Kewenangan Dewan Pengawas KPK Disebut Lampaui Batas Pengawasan
Berita

Kewenangan Dewan Pengawas KPK Disebut Lampaui Batas Pengawasan

Karena Dewan Pengawas KPK memiliki kewenangan mengeluarkan izin penyadapan, penggeledahan, dan penyitaan yang notabene bukan aparat penegak hukum.

Aida Mardatillah
Bacaan 2 Menit

 

Selain itu, Para Pemohon mempertegas permohonan pengujian UU No. 19 Tahun 2019 tentang Perubahan Kedua UU Nomor 30 Tahun 2002 tentang Komisi Pemberantasan Tindak Pidana Korupsi dan UU No. 30 Tahun 2002 tentang Komisi Pemberantasan Tindak Pidana Korupsi terhadap UUD 1945. Terkait kerugian konstitusional, Para Pemohon memasukkan uraian kerugian konstitusional antargenerasi dan kerugian secara kolektif serta kerugian konstitusional individual.

 

Dalam sidang sebelumnya, Zico Leonard Djagardo Simajuntak mendalilkan upaya pelemahan KPK, diantaranya mengubah status pegawai KPK menjadi Aparatur Sipil Negara (ASN) yang potensial terjadi benturan kepentingan; kewenangan menyadap harus izin Dewan Pengawasan dinilai mempersempit ruang gerak KPK memberantas korupsi; KPK diberi kewenangan SP3 jika penanganan kasus korupsi tidak selesai dalam waktu 2 tahun.

 

“Proses pembentukan revisi UU KPK ini dilakukan terburu-buru, sehingga disinyalir sarat kepentingan politik,” ujar Leonard Djargardo Simajuntak dalam sidang pendahuluan yang dipimpin Ketua Majelis Panel Anwar Usman di ruang sidang MK, Senin (30/9/2019) lalu. (Baca Juga: Mahasiswa Uji Revisi UU KPK, Ini Saran Hakim MK)

 

Zico menilai pembentukkan Revisi UU KPK ini mengabaikan prinsip yang terkandung dalam Pasal 5 UU No. 12 Tahun 2011 tentang Pembentukan Peraturan Perundang-Undangan yang mengatur prinsip keterbukaan.
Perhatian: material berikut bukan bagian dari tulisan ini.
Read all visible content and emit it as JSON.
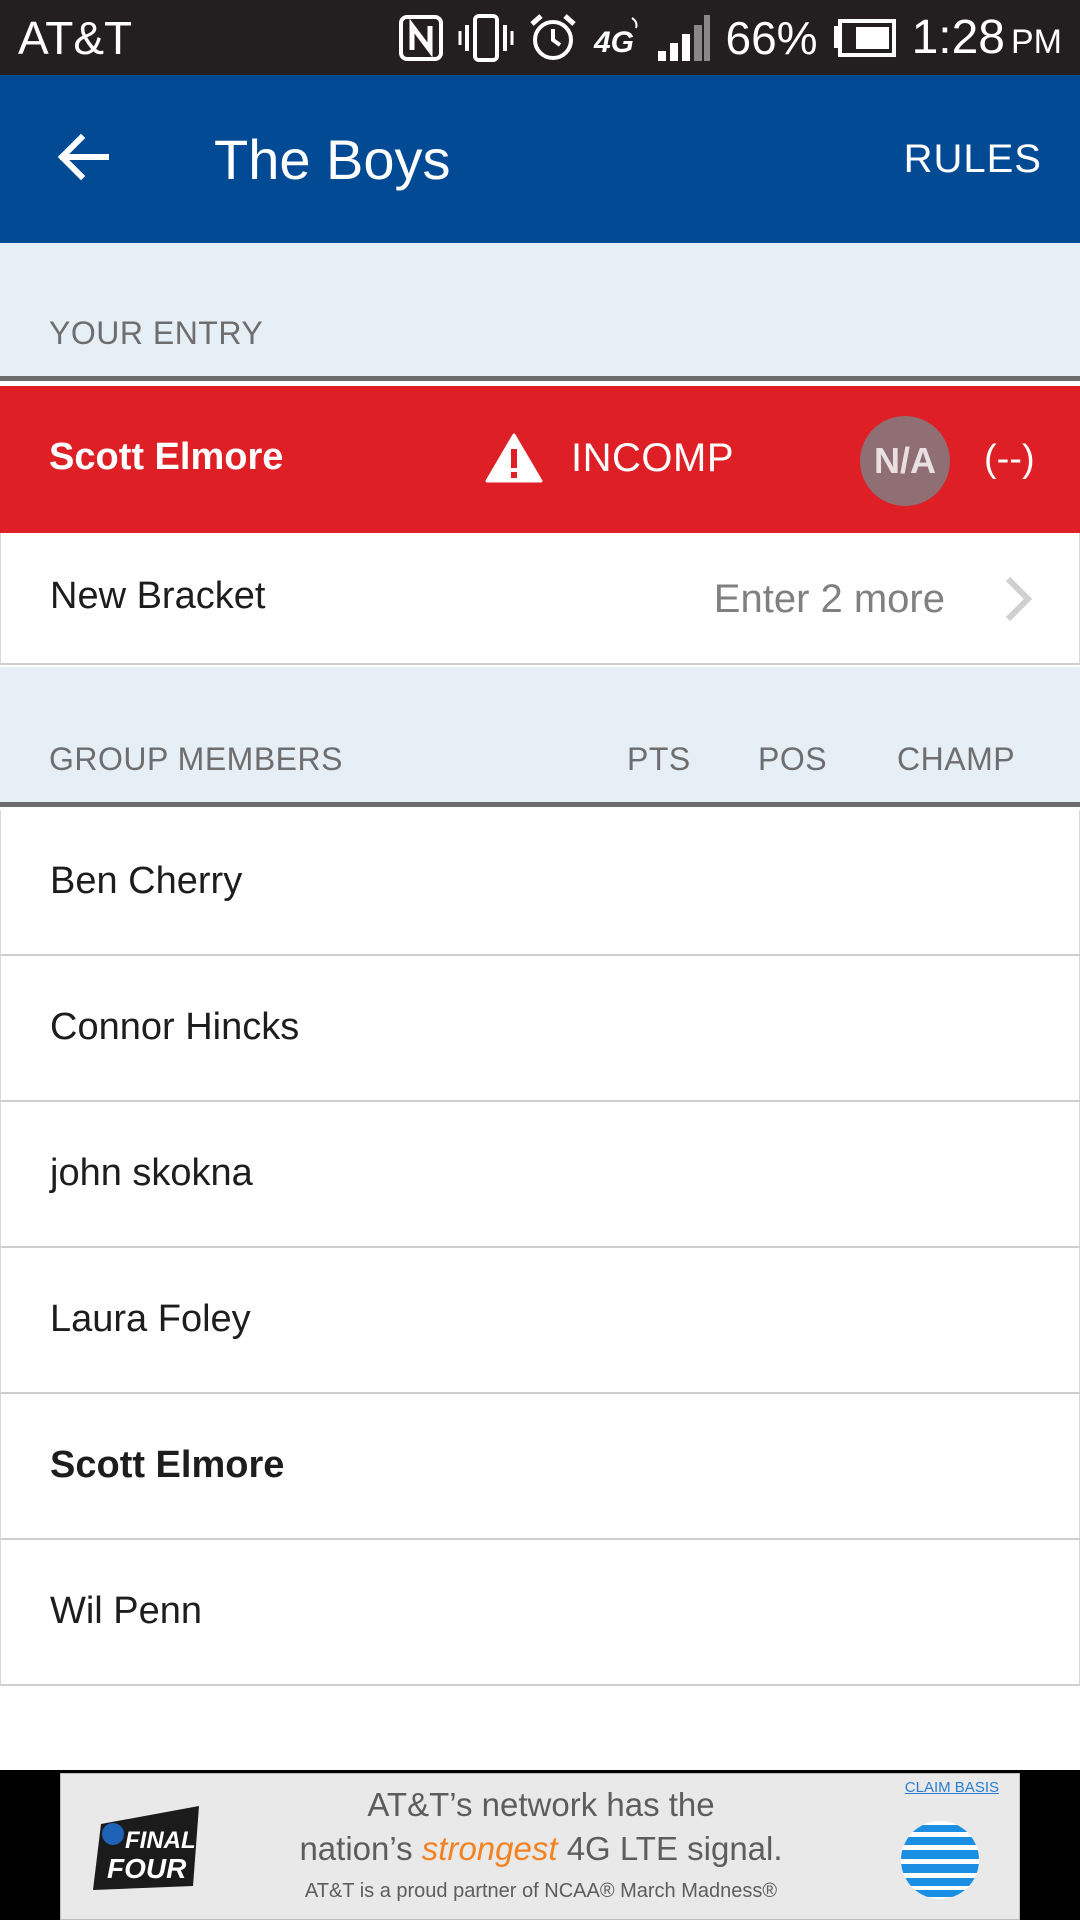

Proses pembahasan Revisi UU KPK ini tidak ada partisipasi masyarakat dengan cara konsultasi publik seperti yang diatur Pasal 188 ayat (1-3) Perpres No. 87 Tahun 2014 tentang Pembentukan Peraturan Perundang-Undangan, mulai proses penyiapan RUU, pembahasan RUU dan pengesahan menjadi UU, hingga pelaksanaan UU.

 

Menurutnya, penyusunan revisi UU KPK tidak memenuhi asas-asas pembentukan peraturan perundang-undangan yang baik, sehingga timbul kerugian yang seharusnya dapat dicegah jika asas-asas pembentukan UU terpenuhi. “Atas dasar itu, Pemohon meminta MK menyatakan Revisi UU KPK tidak memenuhi ketentuan pembentukan UU berdasarkan UUD 1945, sehingga tidak mempunyai kekuatan hukum mengikat,” tegasnya.

 

Dalam permohonanya, Zico pun mempersoalkan syarat-syarat pemilihan anggota KPK dan pemilihan pimpinan KPK di Komisi III DPR yang telah diatur Pasal 29 UU KPK. Menurutnya, pemilihan Firly Bahuri sebagai ketua KPK yang baru menuai pro dan kontra. Seharusnya ada mekanisme atau upaya hukum melalui (pembuktian) pengadilan untuk membuat terang proses pemilihan pimpinan KPK itu demi menghilangkan fitnah atau polemik di masyarakat.

 

Karena itu, dalam petitum provisinya, Para Pemohon meminta MK memerintahkan DPR dan Presiden untuk memberhentikan (membatalkan) pelantikan lima anggota KPK terpilh. Pembentukan Perubahan UU KPK tersebut mengabaikan prinsip dasar pembentukan peraturan perundang-undangan yang baik seperti tertuang dalam Pasal 5 UU Nomor 12 Tahun 2011 yang mengatur adanya prinsip keterbukaan.